The irate senators tried him anyway, finding him guilty on corruption charges. While the relatively smooth functioning of Brazil's democratic processes in this instance is encouraging, little else is. The country's economy is still chaotically out of balance, with inflation running between 1,100 and 1,200 percent annually and unemployment high. Mr. Collor had instituted a program of economic reforms designed to combat inflation, but it was perceived as coming down especially hard on lower-income Brazilia ns.
The influence-peddling scandal, with Collor's family allegedly getting $8 million in kickbacks, was a final straw for most Brazilians.
Mr. Franco plans to shift the country's priorities from fighting inflation toward the creation of jobs. That's an understandable political choice, and Franco has long been a champion of Brazil's 90 million poor citizens. It adds, however, to doubts about the country's economic future, since Franco probably has in mind increased public spending, which could fuel more inflation and ultimately hurt all Brazilians.
The new president says he sees the dangers and won't let inflation run wild. His biggest task will be to forge a popular consensus behind his policies. Brazil's politics are deeply fragmented along regional and class lines.

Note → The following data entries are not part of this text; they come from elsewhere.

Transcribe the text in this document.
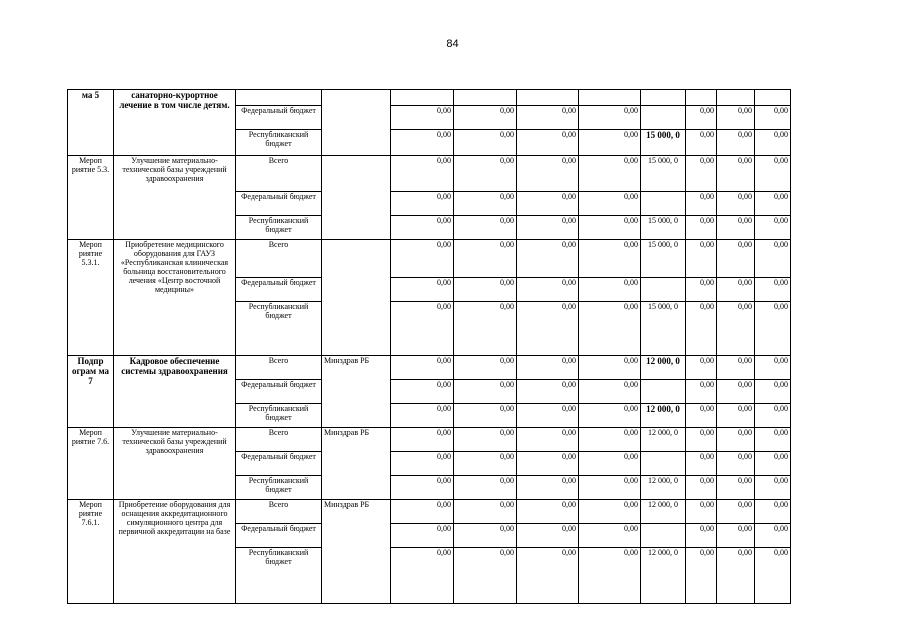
84
ма 5	санаторно-курортное лечение в том числе детям.										
		Федеральный бюджет		0,00	0,00	0,00	0,00		0,00	0,00	0,00
		Республиканский бюджет		0,00	0,00	0,00	0,00	15 000, 0	0,00	0,00	0,00
Мероп риятие 5.3.	Улучшение материально-технической базы учреждений здравоохранения	Всего		0,00	0,00	0,00	0,00	15 000, 0	0,00	0,00	0,00
		Федеральный бюджет		0,00	0,00	0,00	0,00		0,00	0,00	0,00
		Республиканский бюджет		0,00	0,00	0,00	0,00	15 000, 0	0,00	0,00	0,00
Мероп риятие 5.3.1.	Приобретение медицинского оборудования для ГАУЗ «Республиканская клиническая больница восстановительного лечения «Центр восточной медицины»	Всего		0,00	0,00	0,00	0,00	15 000, 0	0,00	0,00	0,00
		Федеральный бюджет		0,00	0,00	0,00	0,00		0,00	0,00	0,00
		Республиканский бюджет		0,00	0,00	0,00	0,00	15 000, 0	0,00	0,00	0,00
Подпр ограм ма 7	Кадровое обеспечение системы здравоохранения	Всего	Минздрав РБ	0,00	0,00	0,00	0,00	12 000, 0	0,00	0,00	0,00
		Федеральный бюджет		0,00	0,00	0,00	0,00		0,00	0,00	0,00
		Республиканский бюджет		0,00	0,00	0,00	0,00	12 000, 0	0,00	0,00	0,00
Мероп риятие 7.6.	Улучшение материально-технической базы учреждений здравоохранения	Всего	Минздрав РБ	0,00	0,00	0,00	0,00	12 000, 0	0,00	0,00	0,00
		Федеральный бюджет		0,00	0,00	0,00	0,00		0,00	0,00	0,00
		Республиканский бюджет		0,00	0,00	0,00	0,00	12 000, 0	0,00	0,00	0,00
Мероп риятие 7.6.1.	Приобретение оборудования для оснащения аккредитационного симуляционного центра для первичной аккредитации на базе	Всего	Минздрав РБ	0,00	0,00	0,00	0,00	12 000, 0	0,00	0,00	0,00
		Федеральный бюджет		0,00	0,00	0,00	0,00		0,00	0,00	0,00
		Республиканский бюджет		0,00	0,00	0,00	0,00	12 000, 0	0,00	0,00	0,00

Brazil's efforts to shake free of its problems deserve support from outside the country as well as within. A stronger relationship between the United States and Brazil would be useful. The relationship has often gotten hung up on minor trade disputes, instead of focusing on a productive partnership between the two largest countries in the hemisphere.
The Clinton administration can break new ground in this regard, and thus help solidify Brazil's commitment to democracy.